Multiple dynamic regimes in a coarsening foam

TL;DR

This study reveals two distinct dynamic regimes in coarsening foam, characterized by different q-dependencies of the relaxation rate, linked to bubble displacements and strain rates, using advanced microscopy techniques.

Contribution

It uncovers the existence of two regimes in foam relaxation dynamics and relates them to bubble displacement distributions and strain rates, providing a unified understanding of foam aging.

Findings

At high q, relaxation rate scales as q, indicating persistent bubble displacements.

At low q, relaxation rate scales as q^{1.6}, related to bubble displacement cut-off length.

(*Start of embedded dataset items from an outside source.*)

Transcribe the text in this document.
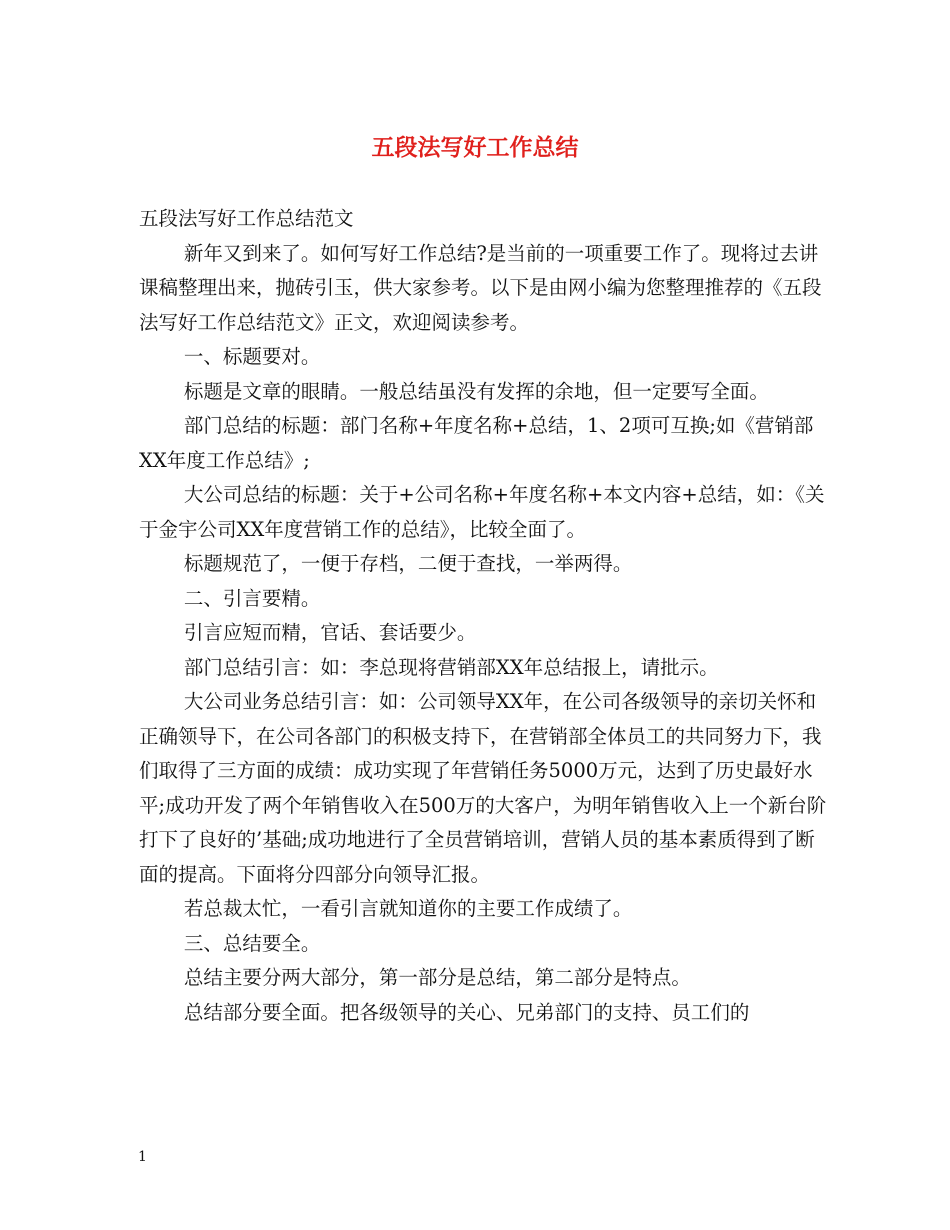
五段法写好工作总结

五段法写好工作总结范文

新年又到来了。如何写好工作总结?是当前的一项重要工作了。现将过去讲课稿整理出来，抛砖引玉，供大家参考。以下是由网小编为您整理推荐的《五段法写好工作总结范文》正文，欢迎阅读参考。

一、标题要对。

标题是文章的眼睛。一般总结虽没有发挥的余地，但一定要写全面。

部门总结的标题：部门名称+年度名称+总结，1、2项可互换;如《营销部XX年度工作总结》;

大公司总结的标题：关于+公司名称+年度名称+本文内容+总结，如：《关于金宇公司XX年度营销工作的总结》，比较全面了。

标题规范了，一便于存档，二便于查找，一举两得。

二、引言要精。

引言应短而精，官话、套话要少。

部门总结引言：如：李总现将营销部XX年总结报上，请批示。

大公司业务总结引言：如：公司领导XX年，在公司各级领导的亲切关怀和正确领导下，在公司各部门的积极支持下，在营销部全体员工的共同努力下，我们取得了三方面的成绩：成功实现了年营销任务5000万元，达到了历史最好水平;成功开发了两个年销售收入在500万的大客户，为明年销售收入上一个新台阶打下了良好的’基础;成功地进行了全员营销培训，营销人员的基本素质得到了断面的提高。下面将分四部分向领导汇报。

若总裁太忙，一看引言就知道你的主要工作成绩了。

三、总结要全。

总结主要分两大部分，第一部分是总结，第二部分是特点。

总结部分要全面。把各级领导的关心、兄弟部门的支持、员工们的

1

Normalized data collapses onto a master curve, linking dynamics to bubble size and strain rate.

Abstract

We use differential dynamic microscopy and particle tracking to determine the dynamical characteristics of a coarsening foam in reciprocal and direct space. At all wavevectors $q$ investigated, the intermediate scattering function exhibits a compressed exponential decay. However, the access to unprecedentedly small $q$s highlights the existence of two distinct regimes for the $q$-dependence of the foam relaxation rate $\Gamma (q)$. At any given foam age, $\Gamma (q)\sim q$ at high $q$, consistent with directionally-persistent and intermittent bubble displacements. At low $q$, we find $\Gamma (q) \sim q^{1.6}$. We show that such change in $q$-dependence of $\Gamma (q)$ relates to a bubble displacement distribution exhibiting a cut-off length of the order of the bubble diameter. Investigations of the $q$-dependence of $\Gamma (q)$ at different foam ages reveal that foam dynamics is not only governed by the bubble length scale, but also by the strain rate imposed by the bubble growth; normalizing $\Gamma (q)$ by this strain rate and multiplying $q$ with the age-dependent bubble radius leads to a collapse of all data sets onto a unique master-curve.